Downstream tasks are limited to auto-grading; tasks like VQA or circuit-to-netlist might have different sensitivities to recognition errors.
Rubrics and ground-truth are provided by a small number of experts; open-ended STEM grading is inherently subjective.
The detector, regrader, and grader use the same model (GPT-5.1), potentially introducing bias; future work should validate using heterogeneous models.
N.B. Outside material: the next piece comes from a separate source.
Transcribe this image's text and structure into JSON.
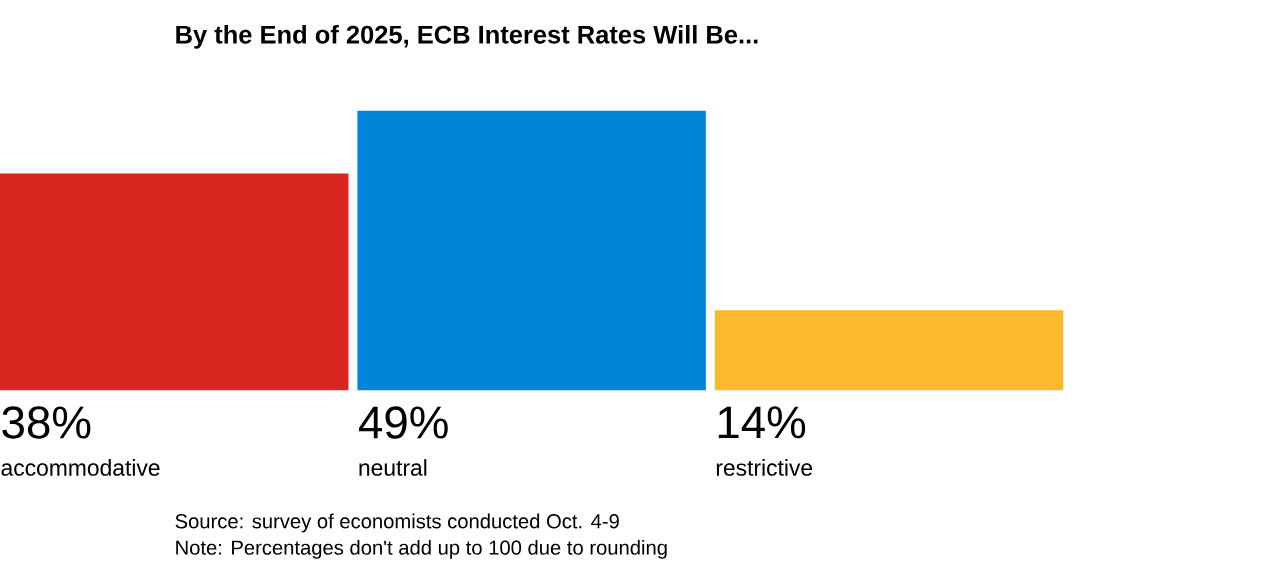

vs DrawEduMath (Baral 2025): They focus on K-12 math VQA; this work addresses university-level STEM with much higher complexity and point-level rubrics.
vs CROHME / MathWriting: These evaluate isolated formula OCR; this work evaluates intertwined "formula + derivation + diagram" text.
vs Pensieve Grader (Yang 2025): They perform end-to-end grading; this work additionally evaluates the recognition layer and provides EIR to explain error sources.
Insight: Any "visual perception → high-level reasoning" task can adopt this SER/AEC/EIR + observation/test split + discrepancy listing approach, particularly in high-stakes fields like medical imaging or legal OCR.

Rating¶

Novelty: ⭐⭐⭐⭐ The combination of dual-layer evaluation, EIR, and error pattern routing is effective for addressing practical pain points.
Experimental Thoroughness: ⭐⭐⭐⭐⭐ Coverage of 6 MLLMs, 4 error types, 3 rubric levels, and real deployment case studies.
Writing Quality: ⭐⭐⭐⭐ Clear progression from argument to evidence to solution; some sections are slightly verbose.
Value: ⭐⭐⭐⭐⭐ Directly addresses the reliability pain point of AI grading in education with a deployable engineering solution.